Cecília esforçava-se em acariciar o rosto da mãe, ou talvez, em pentear seus longos cabelos ondulados, mas em vão. As garrafas na mão da mãe, a ardência dos dedos dela em seu rosto e as palavras pesadas em sua boca, feriam-na.

O abandono do marido ao saber da gravidez e as lembranças dos olhos do pai no olhar da filha, machucavam Merícia. Encontrava nas bebidas forças para lutar contra esse passado, mas acabava deixando marcas no coração de Cecília, que sempre fugia para bem longe, dentro dos seus livros, mas até mesmo a vastidão do universo daquelas páginas encontrava-se limitado a presença de sua mãe quando retornava para casa toda embriagada.

As lágrimas dos seus olhos não a impediram de liberta-se do medo que a aprisionava. Sem olhar para trás, deixou sua casa e seus passos guiaram-na sob a calada da noite, mesmo não sabendo para onde estava indo, sabia que era para bem longe.

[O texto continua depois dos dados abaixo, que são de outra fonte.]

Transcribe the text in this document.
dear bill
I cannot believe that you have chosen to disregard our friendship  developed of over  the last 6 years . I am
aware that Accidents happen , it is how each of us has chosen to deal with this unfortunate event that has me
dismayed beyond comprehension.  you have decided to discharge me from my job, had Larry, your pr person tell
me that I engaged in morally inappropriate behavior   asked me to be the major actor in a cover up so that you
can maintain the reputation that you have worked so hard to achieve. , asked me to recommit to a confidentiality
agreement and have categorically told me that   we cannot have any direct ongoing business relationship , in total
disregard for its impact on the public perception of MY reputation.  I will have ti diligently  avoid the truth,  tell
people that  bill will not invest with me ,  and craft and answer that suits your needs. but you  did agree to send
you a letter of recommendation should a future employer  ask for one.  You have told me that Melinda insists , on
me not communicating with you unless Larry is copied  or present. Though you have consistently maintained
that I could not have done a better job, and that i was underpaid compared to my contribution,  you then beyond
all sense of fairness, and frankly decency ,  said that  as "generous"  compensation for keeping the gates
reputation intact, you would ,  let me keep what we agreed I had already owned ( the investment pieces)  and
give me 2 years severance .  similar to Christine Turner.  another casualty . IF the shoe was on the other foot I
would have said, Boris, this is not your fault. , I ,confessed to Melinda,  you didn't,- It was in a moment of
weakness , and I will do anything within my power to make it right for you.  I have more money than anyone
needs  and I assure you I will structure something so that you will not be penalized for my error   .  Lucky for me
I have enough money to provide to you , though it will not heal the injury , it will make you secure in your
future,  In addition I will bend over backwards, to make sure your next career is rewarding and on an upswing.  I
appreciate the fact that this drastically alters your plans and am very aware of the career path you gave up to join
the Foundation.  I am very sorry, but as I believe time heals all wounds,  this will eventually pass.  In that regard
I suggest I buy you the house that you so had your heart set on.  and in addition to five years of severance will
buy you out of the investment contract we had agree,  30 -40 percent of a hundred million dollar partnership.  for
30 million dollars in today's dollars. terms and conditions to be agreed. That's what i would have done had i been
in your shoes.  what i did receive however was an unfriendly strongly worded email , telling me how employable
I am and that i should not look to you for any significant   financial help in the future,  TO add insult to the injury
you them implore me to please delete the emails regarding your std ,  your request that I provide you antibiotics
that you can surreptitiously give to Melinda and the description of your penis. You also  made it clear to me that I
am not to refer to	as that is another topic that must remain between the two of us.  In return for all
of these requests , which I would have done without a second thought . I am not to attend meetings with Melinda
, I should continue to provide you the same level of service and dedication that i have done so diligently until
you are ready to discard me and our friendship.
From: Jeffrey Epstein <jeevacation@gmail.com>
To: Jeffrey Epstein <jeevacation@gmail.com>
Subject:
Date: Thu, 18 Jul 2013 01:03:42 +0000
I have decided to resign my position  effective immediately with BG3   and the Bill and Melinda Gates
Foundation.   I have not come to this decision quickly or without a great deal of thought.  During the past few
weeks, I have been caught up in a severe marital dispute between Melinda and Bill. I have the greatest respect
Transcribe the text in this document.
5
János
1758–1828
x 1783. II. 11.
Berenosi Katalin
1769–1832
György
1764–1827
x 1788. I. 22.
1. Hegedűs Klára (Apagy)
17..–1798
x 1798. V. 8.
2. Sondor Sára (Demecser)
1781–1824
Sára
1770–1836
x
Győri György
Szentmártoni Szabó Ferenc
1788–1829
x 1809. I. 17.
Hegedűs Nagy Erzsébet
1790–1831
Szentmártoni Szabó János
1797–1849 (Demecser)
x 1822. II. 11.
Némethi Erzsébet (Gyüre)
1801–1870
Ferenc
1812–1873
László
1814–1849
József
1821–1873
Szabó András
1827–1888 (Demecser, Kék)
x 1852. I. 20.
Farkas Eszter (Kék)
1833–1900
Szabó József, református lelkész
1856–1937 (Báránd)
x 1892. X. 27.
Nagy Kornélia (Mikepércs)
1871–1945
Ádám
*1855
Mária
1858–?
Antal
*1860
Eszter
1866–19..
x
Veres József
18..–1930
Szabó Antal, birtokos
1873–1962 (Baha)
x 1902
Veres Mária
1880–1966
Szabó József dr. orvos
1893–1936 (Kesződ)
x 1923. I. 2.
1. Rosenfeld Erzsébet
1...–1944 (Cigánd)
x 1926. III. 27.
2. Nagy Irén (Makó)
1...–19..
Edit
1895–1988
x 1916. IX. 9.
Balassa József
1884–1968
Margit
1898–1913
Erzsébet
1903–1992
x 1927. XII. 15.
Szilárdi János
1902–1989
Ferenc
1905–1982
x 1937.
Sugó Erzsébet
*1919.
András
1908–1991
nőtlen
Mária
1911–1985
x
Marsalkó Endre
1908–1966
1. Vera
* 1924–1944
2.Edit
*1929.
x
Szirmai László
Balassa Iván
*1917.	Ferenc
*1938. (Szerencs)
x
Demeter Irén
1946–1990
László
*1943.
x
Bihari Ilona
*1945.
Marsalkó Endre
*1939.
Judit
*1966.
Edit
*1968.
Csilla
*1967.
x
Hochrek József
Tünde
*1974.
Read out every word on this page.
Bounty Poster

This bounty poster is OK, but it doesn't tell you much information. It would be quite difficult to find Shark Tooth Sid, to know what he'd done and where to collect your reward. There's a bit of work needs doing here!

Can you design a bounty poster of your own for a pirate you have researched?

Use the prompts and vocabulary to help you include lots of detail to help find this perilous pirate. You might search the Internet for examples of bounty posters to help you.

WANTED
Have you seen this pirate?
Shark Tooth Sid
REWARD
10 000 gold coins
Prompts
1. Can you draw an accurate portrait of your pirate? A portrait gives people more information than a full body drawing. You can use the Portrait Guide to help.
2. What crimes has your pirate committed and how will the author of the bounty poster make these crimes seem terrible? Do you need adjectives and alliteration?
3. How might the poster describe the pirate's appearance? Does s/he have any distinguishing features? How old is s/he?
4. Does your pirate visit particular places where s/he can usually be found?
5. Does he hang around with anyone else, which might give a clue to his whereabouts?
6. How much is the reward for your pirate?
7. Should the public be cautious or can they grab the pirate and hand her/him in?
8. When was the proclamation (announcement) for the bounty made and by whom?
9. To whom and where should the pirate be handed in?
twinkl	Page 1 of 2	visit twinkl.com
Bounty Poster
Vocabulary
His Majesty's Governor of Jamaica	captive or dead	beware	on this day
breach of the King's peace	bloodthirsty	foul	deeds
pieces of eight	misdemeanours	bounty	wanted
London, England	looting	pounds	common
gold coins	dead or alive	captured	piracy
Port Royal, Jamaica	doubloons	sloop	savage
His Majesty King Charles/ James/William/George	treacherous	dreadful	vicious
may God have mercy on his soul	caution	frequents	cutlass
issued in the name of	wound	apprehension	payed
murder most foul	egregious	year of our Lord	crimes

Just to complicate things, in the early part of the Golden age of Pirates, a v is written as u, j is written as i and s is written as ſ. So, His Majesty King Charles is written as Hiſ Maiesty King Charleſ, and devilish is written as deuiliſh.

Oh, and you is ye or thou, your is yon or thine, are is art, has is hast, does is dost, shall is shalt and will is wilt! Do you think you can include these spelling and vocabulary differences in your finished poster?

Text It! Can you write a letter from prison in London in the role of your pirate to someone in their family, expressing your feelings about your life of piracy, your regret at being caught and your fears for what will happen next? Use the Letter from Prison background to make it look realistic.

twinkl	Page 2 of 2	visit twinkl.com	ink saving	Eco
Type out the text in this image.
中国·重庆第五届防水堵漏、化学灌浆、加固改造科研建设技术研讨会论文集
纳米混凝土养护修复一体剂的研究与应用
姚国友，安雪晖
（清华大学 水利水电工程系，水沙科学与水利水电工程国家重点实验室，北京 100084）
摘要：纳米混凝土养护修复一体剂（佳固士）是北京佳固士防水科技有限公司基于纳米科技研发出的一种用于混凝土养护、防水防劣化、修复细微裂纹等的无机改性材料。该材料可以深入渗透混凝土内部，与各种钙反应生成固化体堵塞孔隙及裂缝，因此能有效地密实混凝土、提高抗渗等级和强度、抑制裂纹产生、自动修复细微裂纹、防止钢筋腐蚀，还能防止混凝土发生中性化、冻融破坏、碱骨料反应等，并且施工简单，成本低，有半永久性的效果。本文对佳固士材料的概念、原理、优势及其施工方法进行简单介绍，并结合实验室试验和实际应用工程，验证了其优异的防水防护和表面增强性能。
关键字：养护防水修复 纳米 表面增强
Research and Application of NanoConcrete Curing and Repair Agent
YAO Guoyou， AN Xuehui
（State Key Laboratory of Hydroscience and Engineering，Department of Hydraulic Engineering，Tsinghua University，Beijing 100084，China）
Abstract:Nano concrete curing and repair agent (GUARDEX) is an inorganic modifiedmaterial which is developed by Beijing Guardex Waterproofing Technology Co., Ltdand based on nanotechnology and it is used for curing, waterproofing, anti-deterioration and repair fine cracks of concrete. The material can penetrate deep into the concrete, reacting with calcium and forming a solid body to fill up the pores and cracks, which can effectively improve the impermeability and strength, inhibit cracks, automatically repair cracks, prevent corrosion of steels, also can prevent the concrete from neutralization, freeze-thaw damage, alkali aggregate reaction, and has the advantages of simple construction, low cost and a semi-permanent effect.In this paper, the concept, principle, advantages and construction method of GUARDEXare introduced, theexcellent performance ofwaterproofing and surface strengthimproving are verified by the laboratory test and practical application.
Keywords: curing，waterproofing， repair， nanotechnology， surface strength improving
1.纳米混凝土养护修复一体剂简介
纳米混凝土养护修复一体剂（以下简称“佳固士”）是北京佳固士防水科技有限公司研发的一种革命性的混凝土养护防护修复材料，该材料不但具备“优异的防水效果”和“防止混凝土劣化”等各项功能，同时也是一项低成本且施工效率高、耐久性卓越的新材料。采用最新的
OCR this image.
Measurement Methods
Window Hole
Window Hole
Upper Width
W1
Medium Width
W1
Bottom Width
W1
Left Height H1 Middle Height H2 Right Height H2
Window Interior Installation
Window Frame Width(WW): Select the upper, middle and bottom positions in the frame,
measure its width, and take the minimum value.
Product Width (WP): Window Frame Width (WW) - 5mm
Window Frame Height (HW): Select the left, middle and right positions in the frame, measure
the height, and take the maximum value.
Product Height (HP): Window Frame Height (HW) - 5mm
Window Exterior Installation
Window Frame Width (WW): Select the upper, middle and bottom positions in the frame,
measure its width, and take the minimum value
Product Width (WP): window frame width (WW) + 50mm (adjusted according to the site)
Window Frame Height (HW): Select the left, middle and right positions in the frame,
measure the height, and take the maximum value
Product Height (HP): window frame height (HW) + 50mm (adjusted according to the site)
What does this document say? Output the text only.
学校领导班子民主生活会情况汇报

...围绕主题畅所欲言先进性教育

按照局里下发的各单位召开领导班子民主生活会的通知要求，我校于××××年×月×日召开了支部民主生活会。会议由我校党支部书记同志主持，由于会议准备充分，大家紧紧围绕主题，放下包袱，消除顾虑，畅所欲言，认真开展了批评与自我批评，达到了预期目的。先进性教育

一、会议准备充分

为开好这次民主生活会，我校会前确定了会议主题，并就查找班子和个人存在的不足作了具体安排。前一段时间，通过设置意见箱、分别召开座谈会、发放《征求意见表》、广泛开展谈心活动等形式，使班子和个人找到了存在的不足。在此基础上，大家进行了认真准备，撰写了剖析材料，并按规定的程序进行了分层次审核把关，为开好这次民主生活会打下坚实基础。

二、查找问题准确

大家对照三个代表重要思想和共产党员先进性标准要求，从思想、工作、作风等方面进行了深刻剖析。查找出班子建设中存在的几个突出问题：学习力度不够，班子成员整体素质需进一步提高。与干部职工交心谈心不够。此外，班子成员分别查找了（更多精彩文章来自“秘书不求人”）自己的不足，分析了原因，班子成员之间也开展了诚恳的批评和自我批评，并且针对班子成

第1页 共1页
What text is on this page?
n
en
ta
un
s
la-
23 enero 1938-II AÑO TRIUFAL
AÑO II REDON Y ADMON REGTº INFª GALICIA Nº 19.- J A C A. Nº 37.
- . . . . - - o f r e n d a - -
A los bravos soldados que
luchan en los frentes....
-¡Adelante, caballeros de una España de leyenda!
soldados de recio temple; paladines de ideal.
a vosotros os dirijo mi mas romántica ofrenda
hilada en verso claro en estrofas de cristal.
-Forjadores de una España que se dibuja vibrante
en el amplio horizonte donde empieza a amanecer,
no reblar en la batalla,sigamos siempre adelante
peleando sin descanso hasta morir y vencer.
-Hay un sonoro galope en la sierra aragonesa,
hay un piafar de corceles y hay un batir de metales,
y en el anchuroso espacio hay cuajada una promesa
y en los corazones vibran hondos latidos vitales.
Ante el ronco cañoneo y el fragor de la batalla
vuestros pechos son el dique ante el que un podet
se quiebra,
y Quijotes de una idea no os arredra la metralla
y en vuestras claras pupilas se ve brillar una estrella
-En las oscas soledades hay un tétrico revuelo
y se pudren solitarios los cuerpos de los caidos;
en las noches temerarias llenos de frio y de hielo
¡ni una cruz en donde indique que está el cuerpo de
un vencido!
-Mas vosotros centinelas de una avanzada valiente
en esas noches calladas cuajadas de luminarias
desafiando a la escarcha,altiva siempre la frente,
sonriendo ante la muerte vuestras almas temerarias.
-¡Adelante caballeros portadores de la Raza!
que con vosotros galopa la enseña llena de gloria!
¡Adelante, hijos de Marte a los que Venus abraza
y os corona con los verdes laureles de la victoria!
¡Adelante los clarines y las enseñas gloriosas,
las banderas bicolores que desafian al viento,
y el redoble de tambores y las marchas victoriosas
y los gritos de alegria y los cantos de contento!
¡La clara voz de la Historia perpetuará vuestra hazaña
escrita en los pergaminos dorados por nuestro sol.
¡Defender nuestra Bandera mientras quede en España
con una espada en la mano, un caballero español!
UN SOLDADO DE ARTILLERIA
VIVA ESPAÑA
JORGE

Seu caminhar perdido, solitário e triste por entre as árvores, levaram-na até uma escadaria com alguns pilares e uma larga porta no centro, onde seus olhos repousaram sobre seus livros, mas que logo depois foram acordados mansamente ao romper do dia por uma mulher gentil, cabelos grisalhos e sorriso fácil.

A senhora pegou-a pela mão direita e tirou-a da escadaria acalmando seus medos e levando-a juntamente com os seus livros para dentro, fechando a porta.

Cecília não sabia, mas seu adeus silencioso a levara para um novo mundo, um novo lar, uma nova casa, a Casa De Kaphia.